In the same way that today's Internet companies stand on the shoulders of
free software giants, who wrote programs such as "BIND" and "sendmail", companies
making money out of XML benefit from the great work achieved by such people
as James Clark and Tim Bray.
Today the XML community is growing and diversifying. We're seeing more
work done in application and language specific areas. In particular, the Python
and Perl XML communities are strong. New ideas about XML processing are coming
out of these groups and into the general arena of interest.
Conclusions
One of the most remarkable things about XML has been its social effects.

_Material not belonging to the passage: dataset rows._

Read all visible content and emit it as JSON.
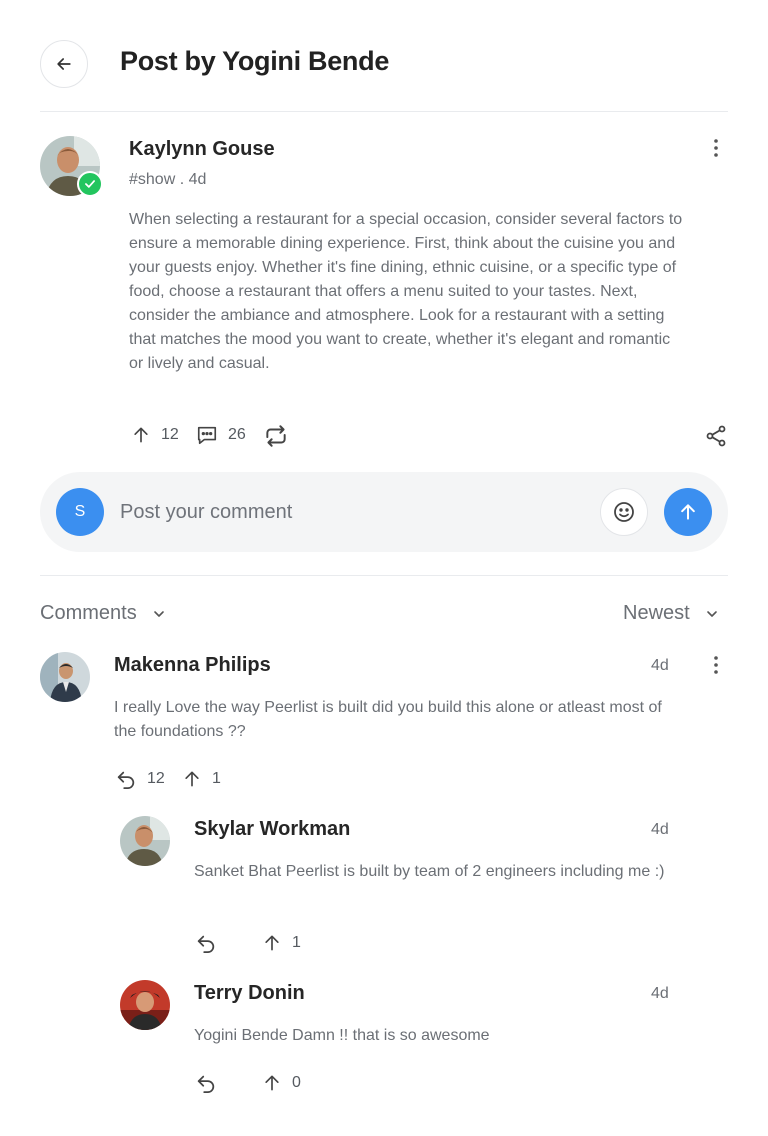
{
  "header": {
    "title": "Post by Yogini Bende"
  },
  "post": {
    "author": "Kaylynn Gouse",
    "meta": "#show . 4d",
    "body": "When selecting a restaurant for a special occasion, consider several factors to ensure a memorable dining experience. First, think about the cuisine you and your guests enjoy. Whether it's fine dining, ethnic cuisine, or a specific type of food, choose a restaurant that offers a menu suited to your tastes. Next, consider the ambiance and atmosphere. Look for a restaurant with a setting that matches the mood you want to create, whether it's elegant and romantic or lively and casual.",
    "upvotes": "12",
    "comments": "26"
  },
  "composer": {
    "avatar_initial": "S",
    "placeholder": "Post your comment"
  },
  "comments_section": {
    "label": "Comments",
    "sort": "Newest"
  },
  "comments": [
    {
      "name": "Makenna Philips",
      "time": "4d",
      "text": "I really Love the way Peerlist is built did you build this alone or atleast most of the foundations ??",
      "replies": "12",
      "upvotes": "1"
    },
    {
      "name": "Skylar Workman",
      "time": "4d",
      "text": "Sanket Bhat Peerlist is built by team of 2 engineers including me :)",
      "upvotes": "1"
    },
    {
      "name": "Terry Donin",
      "time": "4d",
      "text": "Yogini Bende Damn !! that is so awesome",
      "upvotes": "0"
    }
  ],
  "colors": {
    "accent": "#3b8ff0",
    "verified": "#22c55e",
    "muted_text": "#6b6f75"
  }
}
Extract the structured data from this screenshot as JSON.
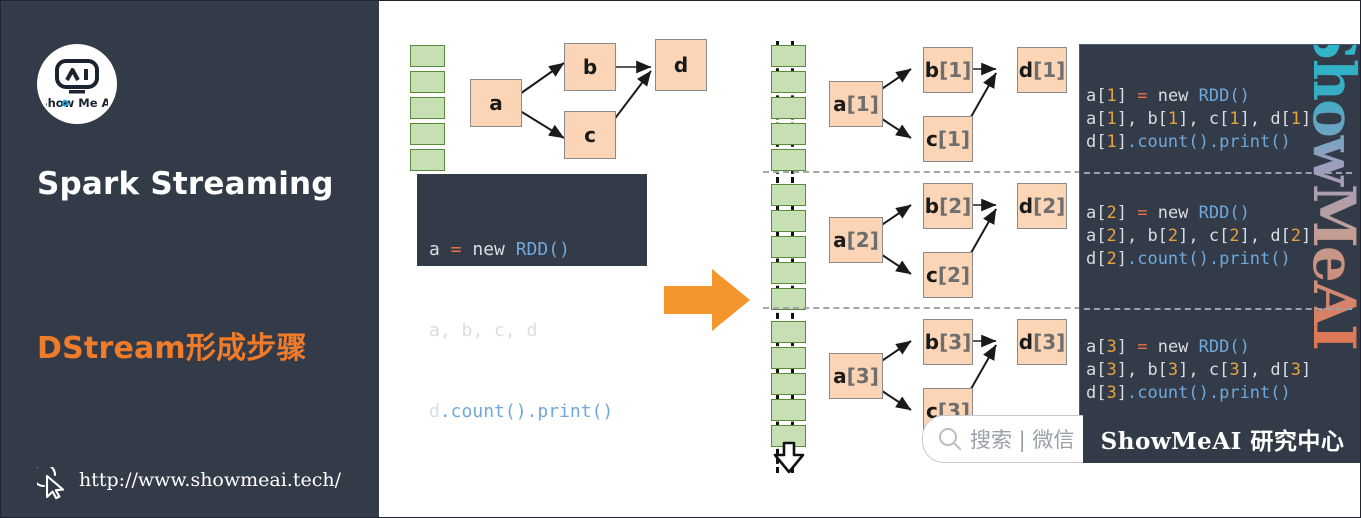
{
  "cover": {
    "logo_icon": "show-me-ai-logo",
    "logo_text": "Show Me AI",
    "title": "Spark Streaming",
    "subtitle": "DStream形成步骤",
    "url": "http://www.showmeai.tech/",
    "cursor_icon": "cursor-pointer-icon",
    "bg_color": "#333b48",
    "accent_color": "#f07b29"
  },
  "left_diagram": {
    "stream_blocks_count": 5,
    "nodes": [
      {
        "id": "a",
        "label": "a",
        "index": ""
      },
      {
        "id": "b",
        "label": "b",
        "index": ""
      },
      {
        "id": "c",
        "label": "c",
        "index": ""
      },
      {
        "id": "d",
        "label": "d",
        "index": ""
      }
    ],
    "edges": [
      [
        "a",
        "b"
      ],
      [
        "a",
        "c"
      ],
      [
        "b",
        "d"
      ],
      [
        "c",
        "d"
      ]
    ],
    "code": {
      "line1": {
        "var": "a",
        "eq": " = ",
        "new": "new ",
        "cls": "RDD()"
      },
      "line2": "a, b, c, d",
      "line3": {
        "var": "d",
        "call1": ".count()",
        "call2": ".print()"
      }
    }
  },
  "transition": {
    "arrow_icon": "right-arrow-icon",
    "arrow_color": "#f5962d"
  },
  "right_diagram": {
    "groups": [
      {
        "index": "1",
        "stream_blocks_count": 5,
        "nodes": [
          {
            "id": "a",
            "label": "a",
            "index": "[1]"
          },
          {
            "id": "b",
            "label": "b",
            "index": "[1]"
          },
          {
            "id": "c",
            "label": "c",
            "index": "[1]"
          },
          {
            "id": "d",
            "label": "d",
            "index": "[1]"
          }
        ],
        "code": {
          "line1": "a[1] = new RDD()",
          "line2": "a[1], b[1], c[1], d[1]",
          "line3": "d[1].count().print()"
        }
      },
      {
        "index": "2",
        "stream_blocks_count": 5,
        "nodes": [
          {
            "id": "a",
            "label": "a",
            "index": "[2]"
          },
          {
            "id": "b",
            "label": "b",
            "index": "[2]"
          },
          {
            "id": "c",
            "label": "c",
            "index": "[2]"
          },
          {
            "id": "d",
            "label": "d",
            "index": "[2]"
          }
        ],
        "code": {
          "line1": "a[2] = new RDD()",
          "line2": "a[2], b[2], c[2], d[2]",
          "line3": "d[2].count().print()"
        }
      },
      {
        "index": "3",
        "stream_blocks_count": 5,
        "nodes": [
          {
            "id": "a",
            "label": "a",
            "index": "[3]"
          },
          {
            "id": "b",
            "label": "b",
            "index": "[3]"
          },
          {
            "id": "c",
            "label": "c",
            "index": "[3]"
          },
          {
            "id": "d",
            "label": "d",
            "index": "[3]"
          }
        ],
        "code": {
          "line1": "a[3] = new RDD()",
          "line2": "a[3], b[3], c[3], d[3]",
          "line3": "d[3].count().print()"
        }
      }
    ],
    "watermark_text": "ShowMeAI",
    "stream_arrow_icon": "down-arrow-icon"
  },
  "footer": {
    "search_icon": "search-icon",
    "search_text": "搜索 | 微信",
    "brand_text": "ShowMeAI 研究中心"
  },
  "colors": {
    "node_fill": "#fbd5b5",
    "node_border": "#8a8a8a",
    "block_fill": "#c6e0b4",
    "block_border": "#5b8a3c",
    "code_bg": "#333b48"
  }
}
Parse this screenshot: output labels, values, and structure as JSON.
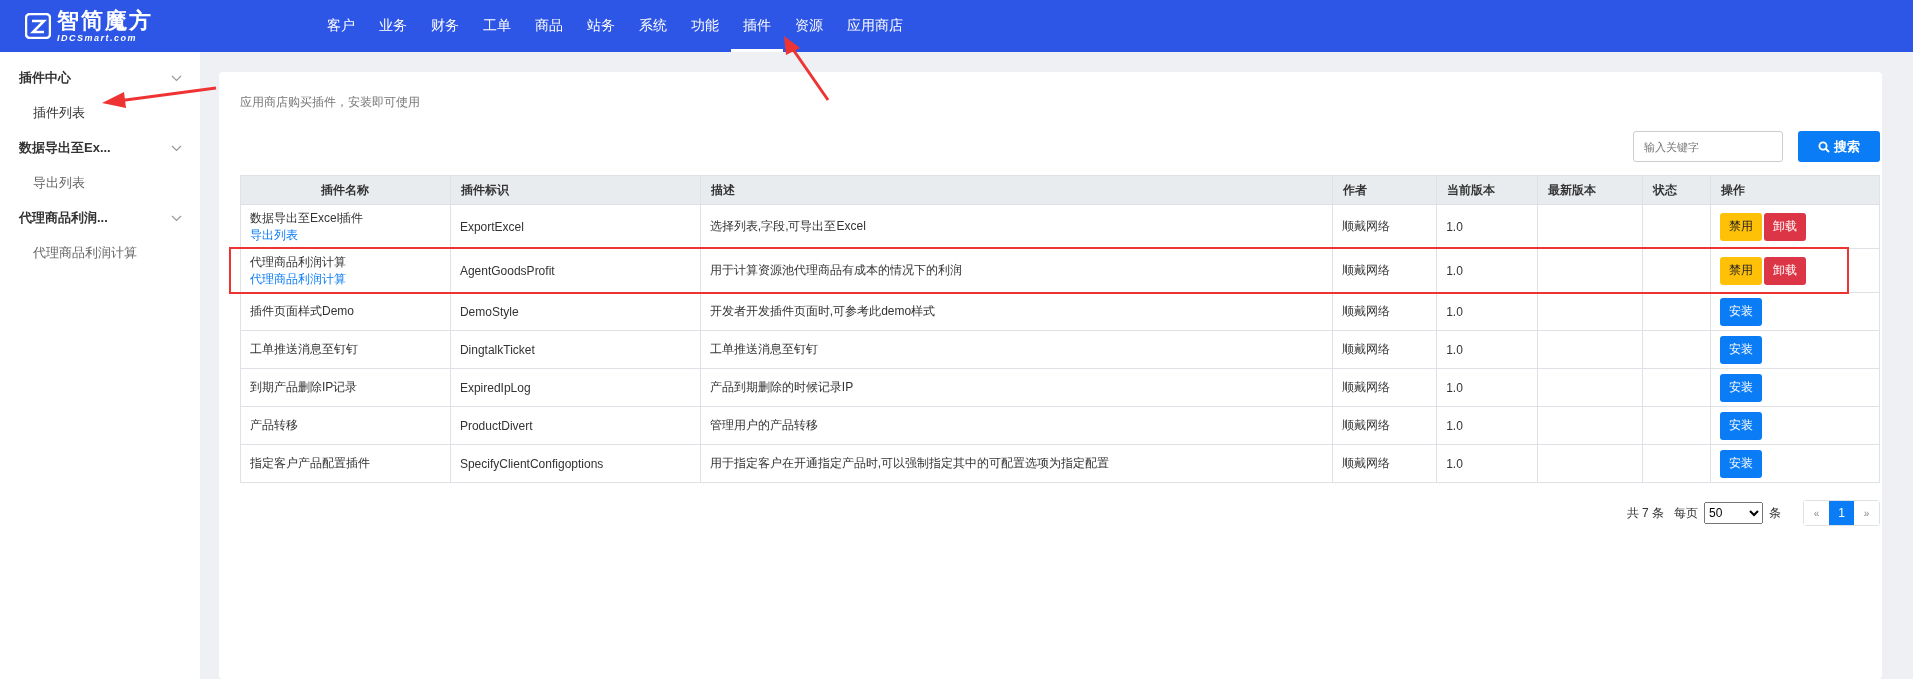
{
  "logo": {
    "title": "智简魔方",
    "subtitle": "IDCSmart.com"
  },
  "nav": [
    {
      "label": "客户",
      "selected": false
    },
    {
      "label": "业务",
      "selected": false
    },
    {
      "label": "财务",
      "selected": false
    },
    {
      "label": "工单",
      "selected": false
    },
    {
      "label": "商品",
      "selected": false
    },
    {
      "label": "站务",
      "selected": false
    },
    {
      "label": "系统",
      "selected": false
    },
    {
      "label": "功能",
      "selected": false
    },
    {
      "label": "插件",
      "selected": true
    },
    {
      "label": "资源",
      "selected": false
    },
    {
      "label": "应用商店",
      "selected": false
    }
  ],
  "sidebar": {
    "groups": [
      {
        "title": "插件中心",
        "expanded": true,
        "items": [
          {
            "label": "插件列表",
            "selected": true
          }
        ]
      },
      {
        "title": "数据导出至Ex...",
        "expanded": true,
        "items": [
          {
            "label": "导出列表",
            "selected": false
          }
        ]
      },
      {
        "title": "代理商品利润...",
        "expanded": true,
        "items": [
          {
            "label": "代理商品利润计算",
            "selected": false
          }
        ]
      }
    ]
  },
  "notice": "应用商店购买插件，安装即可使用",
  "search": {
    "placeholder": "输入关键字",
    "button": "搜索"
  },
  "table": {
    "columns": [
      "插件名称",
      "插件标识",
      "描述",
      "作者",
      "当前版本",
      "最新版本",
      "状态",
      "操作"
    ],
    "rows": [
      {
        "name": "数据导出至Excel插件",
        "link": "导出列表",
        "id": "ExportExcel",
        "description": "选择列表,字段,可导出至Excel",
        "author": "顺戴网络",
        "version": "1.0",
        "highlighted": false,
        "actions": [
          {
            "kind": "disable",
            "label": "禁用"
          },
          {
            "kind": "uninstall",
            "label": "卸载"
          }
        ]
      },
      {
        "name": "代理商品利润计算",
        "link": "代理商品利润计算",
        "id": "AgentGoodsProfit",
        "description": "用于计算资源池代理商品有成本的情况下的利润",
        "author": "顺戴网络",
        "version": "1.0",
        "highlighted": true,
        "actions": [
          {
            "kind": "disable",
            "label": "禁用"
          },
          {
            "kind": "uninstall",
            "label": "卸载"
          }
        ]
      },
      {
        "name": "插件页面样式Demo",
        "id": "DemoStyle",
        "description": "开发者开发插件页面时,可参考此demo样式",
        "author": "顺戴网络",
        "version": "1.0",
        "highlighted": false,
        "actions": [
          {
            "kind": "install",
            "label": "安装"
          }
        ]
      },
      {
        "name": "工单推送消息至钉钉",
        "id": "DingtalkTicket",
        "description": "工单推送消息至钉钉",
        "author": "顺戴网络",
        "version": "1.0",
        "highlighted": false,
        "actions": [
          {
            "kind": "install",
            "label": "安装"
          }
        ]
      },
      {
        "name": "到期产品删除IP记录",
        "id": "ExpiredIpLog",
        "description": "产品到期删除的时候记录IP",
        "author": "顺戴网络",
        "version": "1.0",
        "highlighted": false,
        "actions": [
          {
            "kind": "install",
            "label": "安装"
          }
        ]
      },
      {
        "name": "产品转移",
        "id": "ProductDivert",
        "description": "管理用户的产品转移",
        "author": "顺戴网络",
        "version": "1.0",
        "highlighted": false,
        "actions": [
          {
            "kind": "install",
            "label": "安装"
          }
        ]
      },
      {
        "name": "指定客户产品配置插件",
        "id": "SpecifyClientConfigoptions",
        "description": "用于指定客户在开通指定产品时,可以强制指定其中的可配置选项为指定配置",
        "author": "顺戴网络",
        "version": "1.0",
        "highlighted": false,
        "actions": [
          {
            "kind": "install",
            "label": "安装"
          }
        ]
      }
    ]
  },
  "pagination": {
    "total": "共 7 条",
    "per_page_label": "每页",
    "per_page": "50",
    "unit": "条",
    "prev": "«",
    "pages": [
      {
        "label": "1",
        "selected": true
      }
    ],
    "next": "»"
  }
}
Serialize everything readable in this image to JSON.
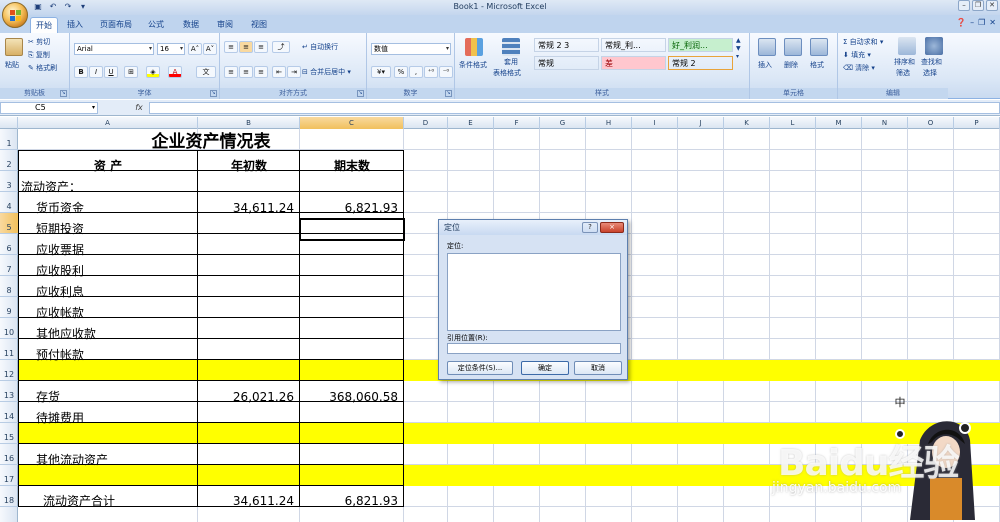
{
  "window": {
    "title": "Book1 - Microsoft Excel"
  },
  "tabs": [
    {
      "label": "开始",
      "active": true
    },
    {
      "label": "插入"
    },
    {
      "label": "页面布局"
    },
    {
      "label": "公式"
    },
    {
      "label": "数据"
    },
    {
      "label": "审阅"
    },
    {
      "label": "视图"
    }
  ],
  "ribbon": {
    "clipboard": {
      "label": "剪贴板",
      "paste": "粘贴",
      "cut": "剪切",
      "copy": "复制",
      "format_painter": "格式刷"
    },
    "font": {
      "label": "字体",
      "font_name": "Arial",
      "font_size": "16",
      "bold": "B",
      "italic": "I",
      "underline": "U"
    },
    "alignment": {
      "label": "对齐方式",
      "wrap": "自动换行",
      "merge": "合并后居中"
    },
    "number": {
      "label": "数字",
      "format": "数值",
      "percent": "%"
    },
    "styles": {
      "label": "样式",
      "conditional": "条件格式",
      "table": "套用",
      "table2": "表格格式",
      "cells": [
        {
          "text": "常规 2 3",
          "bg": "#ffffff"
        },
        {
          "text": "常规_利...",
          "bg": "#ffffff"
        },
        {
          "text": "好_利润...",
          "bg": "#c6efce",
          "color": "#006100"
        },
        {
          "text": "常规",
          "bg": "#ffffff"
        },
        {
          "text": "差",
          "bg": "#ffc7ce",
          "color": "#9c0006"
        },
        {
          "text": "常规 2",
          "bg": "#ffffff"
        }
      ]
    },
    "cells_group": {
      "label": "单元格",
      "insert": "插入",
      "delete": "删除",
      "format": "格式"
    },
    "editing": {
      "label": "编辑",
      "autosum": "自动求和",
      "fill": "填充",
      "clear": "清除",
      "sort": "排序和",
      "sort2": "筛选",
      "find": "查找和",
      "find2": "选择"
    }
  },
  "formula_bar": {
    "name_box": "C5",
    "fx": "fx"
  },
  "columns": [
    "A",
    "B",
    "C",
    "D",
    "E",
    "F",
    "G",
    "H",
    "I",
    "J",
    "K",
    "L",
    "M",
    "N",
    "O",
    "P"
  ],
  "rows": [
    "1",
    "2",
    "3",
    "4",
    "5",
    "6",
    "7",
    "8",
    "9",
    "10",
    "11",
    "12",
    "13",
    "14",
    "15",
    "16",
    "17",
    "18"
  ],
  "sheet": {
    "title": "企业资产情况表",
    "header": {
      "a": "资        产",
      "b": "年初数",
      "c": "期末数"
    },
    "section": "流动资产：",
    "r4": {
      "a": "货币资金",
      "b": "34,611.24",
      "c": "6,821.93"
    },
    "r5": {
      "a": "短期投资"
    },
    "r6": {
      "a": "应收票据"
    },
    "r7": {
      "a": "应收股利"
    },
    "r8": {
      "a": "应收利息"
    },
    "r9": {
      "a": "应收帐款"
    },
    "r10": {
      "a": "其他应收款"
    },
    "r11": {
      "a": "预付帐款"
    },
    "r13": {
      "a": "存货",
      "b": "26,021.26",
      "c": "368,060.58"
    },
    "r14": {
      "a": "待摊费用"
    },
    "r16": {
      "a": "其他流动资产"
    },
    "r18": {
      "a": "流动资产合计",
      "b": "34,611.24",
      "c": "6,821.93"
    },
    "highlight_color": "#ffff00"
  },
  "dialog": {
    "title": "定位",
    "goto_label": "定位:",
    "ref_label": "引用位置(R):",
    "special_button": "定位条件(S)...",
    "ok_button": "确定",
    "cancel_button": "取消",
    "help": "?",
    "close": "×"
  },
  "watermark": {
    "text": "Baidu经验",
    "url": "jingyan.baidu.com",
    "ime": "中"
  }
}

It has sparked new co-operation within industries, and changes in the way
information is distributed on the Web. Those effects are worthy of a paper
in themselves.
Although many feel they've been working on XML for a long time, practically
speaking we're still at the beginning of the story. Tim Berners-Lee, in his
book "Weaving the Web", suggested that Amazon, AOL and others are the merely
the background for the Web: the Web will move on, fuelled by these "incidental
economies". In a similar way it is my view that the B2B world and its associated
alphabet soup forms the next generation background for the Web and XML, but
the technology will move on. Once you can exchange business info with XML
(and it isn't that hard), then XML ceases to become interesting in that sphere:
much in line with Tim Bray's XML/ASCII comparison. The ultimate future is
rooted more deeply in technologies such as XLink and RDF.
We are only just beginning to imagine the possibilities of a Web full
of XML. Today's business models won't work for that future. There's got to
be a lot of invention and hard work yet.